Skills shortages remain acute. European universities are expanding AI curricula, but the pipeline between graduate education and enterprise-ready AI deployment skills is still thin. Belgium's higher education institutions, including KU Leuven and Ghent University, have AI research programmes of genuine international standing, but translating research excellence into a broader workforce capable of implementing, auditing, and governing AI systems in regulated industries remains an unresolved challenge.

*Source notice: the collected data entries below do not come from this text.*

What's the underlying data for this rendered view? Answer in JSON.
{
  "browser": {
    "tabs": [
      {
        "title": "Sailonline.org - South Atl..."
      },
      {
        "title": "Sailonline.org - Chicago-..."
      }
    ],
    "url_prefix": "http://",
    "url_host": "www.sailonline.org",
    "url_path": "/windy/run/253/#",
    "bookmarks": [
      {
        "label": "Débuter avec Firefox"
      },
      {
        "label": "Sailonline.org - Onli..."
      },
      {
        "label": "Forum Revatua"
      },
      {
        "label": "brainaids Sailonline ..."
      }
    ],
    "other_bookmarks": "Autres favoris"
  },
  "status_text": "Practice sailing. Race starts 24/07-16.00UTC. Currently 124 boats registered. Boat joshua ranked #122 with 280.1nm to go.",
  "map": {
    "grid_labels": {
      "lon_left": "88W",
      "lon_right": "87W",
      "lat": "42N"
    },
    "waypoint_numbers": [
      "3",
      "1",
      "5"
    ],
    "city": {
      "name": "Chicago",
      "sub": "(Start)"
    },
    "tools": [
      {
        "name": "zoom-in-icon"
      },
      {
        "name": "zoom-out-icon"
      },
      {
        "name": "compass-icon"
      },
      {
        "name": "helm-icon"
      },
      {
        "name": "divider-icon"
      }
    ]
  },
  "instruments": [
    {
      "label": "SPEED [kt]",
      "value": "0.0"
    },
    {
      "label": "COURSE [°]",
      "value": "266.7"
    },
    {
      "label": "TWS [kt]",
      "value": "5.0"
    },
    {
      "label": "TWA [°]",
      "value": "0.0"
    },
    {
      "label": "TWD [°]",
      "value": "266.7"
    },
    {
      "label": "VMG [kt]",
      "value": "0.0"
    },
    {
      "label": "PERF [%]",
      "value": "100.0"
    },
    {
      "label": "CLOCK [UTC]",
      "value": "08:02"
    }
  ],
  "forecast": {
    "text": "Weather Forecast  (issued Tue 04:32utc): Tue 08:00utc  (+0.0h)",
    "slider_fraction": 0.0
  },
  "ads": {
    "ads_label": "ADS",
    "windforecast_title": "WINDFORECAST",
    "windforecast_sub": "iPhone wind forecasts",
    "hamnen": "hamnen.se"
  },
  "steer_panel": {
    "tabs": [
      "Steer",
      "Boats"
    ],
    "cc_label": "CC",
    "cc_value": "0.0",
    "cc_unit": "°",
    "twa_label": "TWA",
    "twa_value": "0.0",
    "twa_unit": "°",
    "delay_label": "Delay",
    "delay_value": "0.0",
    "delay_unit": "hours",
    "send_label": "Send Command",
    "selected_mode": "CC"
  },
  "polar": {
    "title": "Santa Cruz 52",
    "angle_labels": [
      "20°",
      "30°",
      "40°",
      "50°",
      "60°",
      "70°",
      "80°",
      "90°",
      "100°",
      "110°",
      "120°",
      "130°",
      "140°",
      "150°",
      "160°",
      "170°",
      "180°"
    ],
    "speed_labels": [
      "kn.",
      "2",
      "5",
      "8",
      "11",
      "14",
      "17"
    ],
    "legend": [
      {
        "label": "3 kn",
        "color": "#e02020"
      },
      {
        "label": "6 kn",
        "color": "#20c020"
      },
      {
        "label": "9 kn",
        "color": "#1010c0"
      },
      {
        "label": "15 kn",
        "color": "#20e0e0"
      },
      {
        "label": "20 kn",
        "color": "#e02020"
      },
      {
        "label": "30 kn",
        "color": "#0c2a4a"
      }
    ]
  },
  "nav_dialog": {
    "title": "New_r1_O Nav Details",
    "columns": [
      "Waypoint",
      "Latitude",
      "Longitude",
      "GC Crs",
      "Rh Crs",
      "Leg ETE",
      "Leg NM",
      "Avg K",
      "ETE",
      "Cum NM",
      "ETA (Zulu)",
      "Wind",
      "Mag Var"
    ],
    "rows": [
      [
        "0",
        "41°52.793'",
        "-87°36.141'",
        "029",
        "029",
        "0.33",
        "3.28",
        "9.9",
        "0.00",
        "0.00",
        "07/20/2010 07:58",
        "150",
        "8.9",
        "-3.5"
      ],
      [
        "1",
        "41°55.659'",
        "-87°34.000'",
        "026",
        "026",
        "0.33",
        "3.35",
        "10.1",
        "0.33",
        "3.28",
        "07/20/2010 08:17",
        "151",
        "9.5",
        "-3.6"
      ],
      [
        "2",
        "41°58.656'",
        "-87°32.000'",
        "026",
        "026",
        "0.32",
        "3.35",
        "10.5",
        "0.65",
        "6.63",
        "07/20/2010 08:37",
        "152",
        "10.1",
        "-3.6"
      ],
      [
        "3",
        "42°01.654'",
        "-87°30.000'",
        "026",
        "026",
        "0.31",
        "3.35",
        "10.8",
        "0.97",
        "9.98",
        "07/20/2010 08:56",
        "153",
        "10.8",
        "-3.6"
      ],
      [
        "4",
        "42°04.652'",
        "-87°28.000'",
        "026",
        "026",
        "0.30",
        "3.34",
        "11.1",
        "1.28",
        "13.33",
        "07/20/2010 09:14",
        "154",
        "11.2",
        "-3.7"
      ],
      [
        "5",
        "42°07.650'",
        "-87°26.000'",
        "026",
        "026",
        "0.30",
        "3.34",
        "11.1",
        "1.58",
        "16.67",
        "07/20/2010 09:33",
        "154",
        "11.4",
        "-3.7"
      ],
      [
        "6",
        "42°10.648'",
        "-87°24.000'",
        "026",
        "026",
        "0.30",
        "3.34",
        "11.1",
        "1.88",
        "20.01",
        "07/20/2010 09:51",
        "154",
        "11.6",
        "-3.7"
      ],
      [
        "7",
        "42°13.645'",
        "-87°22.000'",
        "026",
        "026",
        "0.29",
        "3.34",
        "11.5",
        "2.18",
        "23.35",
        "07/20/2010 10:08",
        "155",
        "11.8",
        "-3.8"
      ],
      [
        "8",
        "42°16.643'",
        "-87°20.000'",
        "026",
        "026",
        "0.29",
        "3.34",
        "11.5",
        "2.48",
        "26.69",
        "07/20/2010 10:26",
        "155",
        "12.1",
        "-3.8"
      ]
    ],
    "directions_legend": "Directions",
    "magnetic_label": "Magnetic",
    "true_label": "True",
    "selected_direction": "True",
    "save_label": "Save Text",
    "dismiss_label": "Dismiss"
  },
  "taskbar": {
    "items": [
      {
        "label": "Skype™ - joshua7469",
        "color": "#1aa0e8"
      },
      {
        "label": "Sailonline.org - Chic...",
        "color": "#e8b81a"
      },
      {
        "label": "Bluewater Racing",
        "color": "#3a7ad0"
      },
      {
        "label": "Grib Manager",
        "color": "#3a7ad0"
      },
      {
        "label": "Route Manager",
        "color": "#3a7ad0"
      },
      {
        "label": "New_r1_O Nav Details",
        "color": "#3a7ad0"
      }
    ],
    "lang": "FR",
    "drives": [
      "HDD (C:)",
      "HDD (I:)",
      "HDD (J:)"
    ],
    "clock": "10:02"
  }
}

Investment appetite for European healthcare AI is nonetheless strong. Venture capital activity in EU medtech and health AI has grown consistently over the past three years, and the presence of Belgian and broader European delegations at a summit attended by 250 investors managing significant capital suggests that cross-continental deal flow is accelerating. The question for European founders is whether they can attract that capital while maintaining compliance with a regulatory framework that adds time and cost to the development cycle, but also, arguably, adds credibility in risk-averse healthcare procurement contexts.
What Belgium Takes Home
Belgium's debut pavilion was a statement of positioning rather than a closing of deals. The country is not the loudest voice in the European AI conversation, but imec's hardware research, the Brussels medtech cluster, and a regulatory environment that forces rigorous AI development practices give it a defensible niche. In healthcare AI specifically, where trust, traceability, and clinical validation matter more than raw performance benchmarks, that niche may prove more durable than it first appears.
European enterprises evaluating AI vendor solutions, seeking investment, or exploring partnerships in cloud infrastructure and healthcare technology will find that the conversations begun at summits of this scale take months to resolve into signed agreements. Belgium's task now is to ensure the relationships opened in April translate into concrete collaboration by the end of the year.